The ‘More’ tab at the bottom is for trivia, FAQs and additional information on the Science of Meditation. You can also buy and gift Simple Habit subscriptions.
We took a session titled 'Feeling Under The Weather'. It started with a meditation coach saying, "I am sorry to hear that you're feeling under the weather."
"Get into a comfortable position, sitting or lying down... Now, close your eyes. Rest your hands in a comfortable position... Begin by focusing your attention on the breath... Breathe in through the nose and out through the mouth... Exhale loudly for the next three breaths..." and so on.

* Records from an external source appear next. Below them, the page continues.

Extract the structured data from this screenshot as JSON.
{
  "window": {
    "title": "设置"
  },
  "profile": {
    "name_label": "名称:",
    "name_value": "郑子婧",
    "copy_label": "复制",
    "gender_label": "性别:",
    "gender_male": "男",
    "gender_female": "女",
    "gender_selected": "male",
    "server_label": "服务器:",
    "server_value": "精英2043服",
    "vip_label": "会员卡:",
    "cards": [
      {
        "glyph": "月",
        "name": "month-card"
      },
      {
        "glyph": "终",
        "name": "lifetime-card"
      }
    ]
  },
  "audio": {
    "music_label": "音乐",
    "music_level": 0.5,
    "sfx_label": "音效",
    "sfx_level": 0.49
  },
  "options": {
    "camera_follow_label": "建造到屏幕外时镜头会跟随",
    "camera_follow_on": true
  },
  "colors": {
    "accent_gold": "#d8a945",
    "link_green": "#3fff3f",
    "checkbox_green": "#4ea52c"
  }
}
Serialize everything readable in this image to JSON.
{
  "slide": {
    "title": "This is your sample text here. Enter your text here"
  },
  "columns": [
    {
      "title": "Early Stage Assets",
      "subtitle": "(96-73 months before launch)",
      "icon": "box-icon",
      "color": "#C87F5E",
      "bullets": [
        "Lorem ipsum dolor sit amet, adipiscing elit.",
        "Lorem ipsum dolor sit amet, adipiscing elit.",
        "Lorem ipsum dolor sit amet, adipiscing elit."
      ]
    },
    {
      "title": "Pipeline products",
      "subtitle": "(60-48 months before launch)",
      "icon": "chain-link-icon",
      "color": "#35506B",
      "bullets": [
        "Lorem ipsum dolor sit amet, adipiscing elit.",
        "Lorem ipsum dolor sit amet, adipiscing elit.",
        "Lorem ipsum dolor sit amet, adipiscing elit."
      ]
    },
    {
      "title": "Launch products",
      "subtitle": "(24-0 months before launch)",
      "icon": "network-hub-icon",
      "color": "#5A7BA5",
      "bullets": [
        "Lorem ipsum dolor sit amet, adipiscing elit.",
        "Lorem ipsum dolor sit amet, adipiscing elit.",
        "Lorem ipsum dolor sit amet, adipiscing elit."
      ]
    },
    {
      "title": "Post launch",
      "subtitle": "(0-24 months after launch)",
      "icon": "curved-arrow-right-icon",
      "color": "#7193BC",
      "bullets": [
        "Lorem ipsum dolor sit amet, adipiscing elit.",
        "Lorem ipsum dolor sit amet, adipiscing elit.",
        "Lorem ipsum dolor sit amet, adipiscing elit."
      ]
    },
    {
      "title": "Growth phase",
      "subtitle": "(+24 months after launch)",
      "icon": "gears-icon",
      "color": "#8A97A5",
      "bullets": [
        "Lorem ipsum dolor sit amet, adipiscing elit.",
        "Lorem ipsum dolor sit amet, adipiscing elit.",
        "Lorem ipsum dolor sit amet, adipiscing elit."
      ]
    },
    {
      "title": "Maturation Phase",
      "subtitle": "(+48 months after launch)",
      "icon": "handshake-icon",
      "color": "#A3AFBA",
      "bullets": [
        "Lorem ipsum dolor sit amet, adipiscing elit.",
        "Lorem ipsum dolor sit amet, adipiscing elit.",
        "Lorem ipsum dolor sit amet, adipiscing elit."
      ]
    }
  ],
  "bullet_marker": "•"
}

The guidance is punctured with pauses at the right moments for you to take that deep breath or three breaths or alter the position of your body and so on. It almost feels as if the coach is physically present with you right at that moment. The instructions are effective and to-the-point, and uttered with great calm.
The session ends with the instructor saying, "Thanks for meditating with me today. I hope you feel well again soon."
Simple Habit is a sophisticated and beautifully designed app. The interface is lucid, the colours are calming, the navigation is ‘simple’ and frictionless, and the content on offer is rich and engaging.
With ‘health and wellness’ exploding as a category in tech, Simple Habit is well-timed and entirely utilitarian for business professionals or even the lonesome souls.
The benefits of meditation are underscored, and each audio session is of a high production quality. Simple Habit picks, chooses and carefully vets trainers, coaches and therapists on its platform to appeal to the discerning user.
The only possible area that can be beefed up is the number of free sessions on offer. While premium subscribers get to unlock thousands of meditation sessions and join a community of millions, price-conscious users might feel starved of good playlists.
Of course, the Simple Habit model is to make users pay — part of it goes towards the teachers on the platform — but to acquire new users, especially in emerging markets, a well-stocked free offering might help.
Now that Google has put its might behind it, Simple Habit’s dream of becoming the ‘Spotify for meditation’ doesn’t seem all that improbable.